Conheço dois ou três autores que nunca mais conseguiram escrever após lerem críticas negativas. O mais curioso é que se não fosse a insistência deles, atacando os críticos sempre que têm oportunidade para isso, já ninguém se recordaria. Os livros, mesmo os maus, tendem a perdurar para além das críticas. Inclusive as cruéis. Quanto mais um escritor cresce — quanto mais livros vende, quanto mais traduções tem, quanto mais prêmios recebe — mais pancada apanha. Só os escritores muito ruins não receberam nunca críticas negativas. No meio literário, nunca ter sido esculhambado é meio desprestigiante.
Arturo Pérez-Reverte acredita que o portal irá atrair leitores de ambos os lados do Atlântico, dando um novo fôlego à crítica literária e ao jornalismo cultural. Fui espreitar o Zenda (zendalibros.com), pensando em como seria bom ver um projeto semelhante desenhado para a lusofonia. O mundo lusófono, quando comparado ao hispânico, tem a vantagem da diversidade, estendendo-se por quatro continentes, e alcançando para cima de 250 milhões de pessoas. São oito países muito distintos entre si e nos quais, para além do idioma comum, convivem ainda dezenas de outras línguas.

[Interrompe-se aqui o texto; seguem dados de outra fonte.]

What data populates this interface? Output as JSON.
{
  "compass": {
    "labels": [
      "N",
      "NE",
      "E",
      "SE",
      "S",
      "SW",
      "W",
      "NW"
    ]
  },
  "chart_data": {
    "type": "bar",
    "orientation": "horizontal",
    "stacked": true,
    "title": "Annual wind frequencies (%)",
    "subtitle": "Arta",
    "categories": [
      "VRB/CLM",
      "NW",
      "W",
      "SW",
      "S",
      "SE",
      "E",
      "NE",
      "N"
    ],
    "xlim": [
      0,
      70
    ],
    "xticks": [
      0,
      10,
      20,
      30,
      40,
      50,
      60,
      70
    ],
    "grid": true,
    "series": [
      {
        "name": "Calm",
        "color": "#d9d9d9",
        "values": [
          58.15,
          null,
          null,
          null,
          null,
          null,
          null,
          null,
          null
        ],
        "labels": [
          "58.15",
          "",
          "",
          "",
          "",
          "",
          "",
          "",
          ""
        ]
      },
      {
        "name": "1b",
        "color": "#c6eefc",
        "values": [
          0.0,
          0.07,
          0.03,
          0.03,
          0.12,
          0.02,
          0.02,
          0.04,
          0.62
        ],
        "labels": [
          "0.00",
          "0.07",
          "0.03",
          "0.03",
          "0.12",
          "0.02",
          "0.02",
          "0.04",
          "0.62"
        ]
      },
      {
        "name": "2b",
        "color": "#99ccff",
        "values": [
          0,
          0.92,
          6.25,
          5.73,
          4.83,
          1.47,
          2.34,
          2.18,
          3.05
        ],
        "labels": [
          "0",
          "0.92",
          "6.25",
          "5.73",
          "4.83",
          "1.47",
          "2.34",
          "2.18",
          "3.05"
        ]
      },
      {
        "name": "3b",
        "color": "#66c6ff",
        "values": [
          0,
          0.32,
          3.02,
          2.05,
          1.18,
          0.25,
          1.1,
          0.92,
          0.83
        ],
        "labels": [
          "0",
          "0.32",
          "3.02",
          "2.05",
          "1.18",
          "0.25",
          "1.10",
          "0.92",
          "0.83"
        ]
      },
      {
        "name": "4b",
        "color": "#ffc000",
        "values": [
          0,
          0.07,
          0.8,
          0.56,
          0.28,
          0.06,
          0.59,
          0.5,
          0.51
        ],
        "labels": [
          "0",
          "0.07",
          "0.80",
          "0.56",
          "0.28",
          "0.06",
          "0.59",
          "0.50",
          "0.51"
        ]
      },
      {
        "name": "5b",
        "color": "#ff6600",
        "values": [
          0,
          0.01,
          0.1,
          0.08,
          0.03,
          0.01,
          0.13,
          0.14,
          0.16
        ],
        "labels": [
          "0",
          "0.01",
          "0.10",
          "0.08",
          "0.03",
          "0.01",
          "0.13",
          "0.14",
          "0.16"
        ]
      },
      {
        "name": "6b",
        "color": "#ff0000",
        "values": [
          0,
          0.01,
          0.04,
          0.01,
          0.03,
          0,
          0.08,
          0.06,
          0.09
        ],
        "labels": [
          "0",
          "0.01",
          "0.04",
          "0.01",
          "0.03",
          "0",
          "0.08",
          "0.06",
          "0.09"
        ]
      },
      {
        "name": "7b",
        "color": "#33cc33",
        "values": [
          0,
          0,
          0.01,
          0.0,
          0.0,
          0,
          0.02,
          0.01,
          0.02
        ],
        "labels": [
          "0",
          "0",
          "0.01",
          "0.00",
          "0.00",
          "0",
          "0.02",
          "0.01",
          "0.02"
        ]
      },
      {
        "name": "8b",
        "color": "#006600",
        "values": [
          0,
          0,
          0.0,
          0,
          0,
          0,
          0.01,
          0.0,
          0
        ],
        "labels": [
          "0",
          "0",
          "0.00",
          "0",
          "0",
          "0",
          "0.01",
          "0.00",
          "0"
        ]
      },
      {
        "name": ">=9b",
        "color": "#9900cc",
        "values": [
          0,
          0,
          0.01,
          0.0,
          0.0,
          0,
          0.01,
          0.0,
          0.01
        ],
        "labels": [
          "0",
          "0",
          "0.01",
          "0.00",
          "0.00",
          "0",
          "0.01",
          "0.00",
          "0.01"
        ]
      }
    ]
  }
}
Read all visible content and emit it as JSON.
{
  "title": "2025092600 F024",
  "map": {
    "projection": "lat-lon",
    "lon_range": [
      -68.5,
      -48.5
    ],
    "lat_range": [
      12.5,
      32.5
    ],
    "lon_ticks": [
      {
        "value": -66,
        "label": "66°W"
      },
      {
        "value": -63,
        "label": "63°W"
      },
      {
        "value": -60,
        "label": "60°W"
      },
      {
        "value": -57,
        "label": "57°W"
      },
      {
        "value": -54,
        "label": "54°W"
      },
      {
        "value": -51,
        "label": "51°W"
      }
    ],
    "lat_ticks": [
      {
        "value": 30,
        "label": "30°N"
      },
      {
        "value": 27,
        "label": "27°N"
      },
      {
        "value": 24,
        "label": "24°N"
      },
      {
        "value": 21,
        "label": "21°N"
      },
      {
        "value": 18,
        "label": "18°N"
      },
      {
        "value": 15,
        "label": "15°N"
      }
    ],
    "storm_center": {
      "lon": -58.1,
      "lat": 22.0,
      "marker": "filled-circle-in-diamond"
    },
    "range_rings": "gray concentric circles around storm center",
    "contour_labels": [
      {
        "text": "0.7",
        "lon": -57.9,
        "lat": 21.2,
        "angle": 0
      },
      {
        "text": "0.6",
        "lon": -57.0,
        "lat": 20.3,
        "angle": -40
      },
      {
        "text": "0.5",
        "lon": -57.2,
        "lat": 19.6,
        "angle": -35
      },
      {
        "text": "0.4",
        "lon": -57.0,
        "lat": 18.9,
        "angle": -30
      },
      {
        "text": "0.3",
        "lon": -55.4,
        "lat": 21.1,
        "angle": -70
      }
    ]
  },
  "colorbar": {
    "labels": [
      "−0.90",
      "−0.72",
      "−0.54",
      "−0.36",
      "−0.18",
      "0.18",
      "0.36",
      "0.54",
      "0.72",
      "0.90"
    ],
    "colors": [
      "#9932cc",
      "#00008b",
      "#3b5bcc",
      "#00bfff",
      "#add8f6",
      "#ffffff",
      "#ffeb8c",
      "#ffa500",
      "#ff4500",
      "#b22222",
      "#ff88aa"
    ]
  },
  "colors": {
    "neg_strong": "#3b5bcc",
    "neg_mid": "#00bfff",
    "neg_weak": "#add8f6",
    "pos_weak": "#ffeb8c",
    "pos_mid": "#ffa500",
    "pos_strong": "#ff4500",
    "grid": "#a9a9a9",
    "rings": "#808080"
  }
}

É verdade que já existem algumas revistas literárias digitais voltadas para a lusofonia. Nenhuma delas, contudo, tem a ambição da Zenda. Um projeto como a Zenda não só divulga a obra de autores conhecidos, como também permite conhecer novas vozes. Ao contrário dos jornais em papel, não tem restrições de espaço, permitindo, além disso, uma muito maior conexão com os leitores. Um território de livros, amigos e aventuras — também em português. Por que não?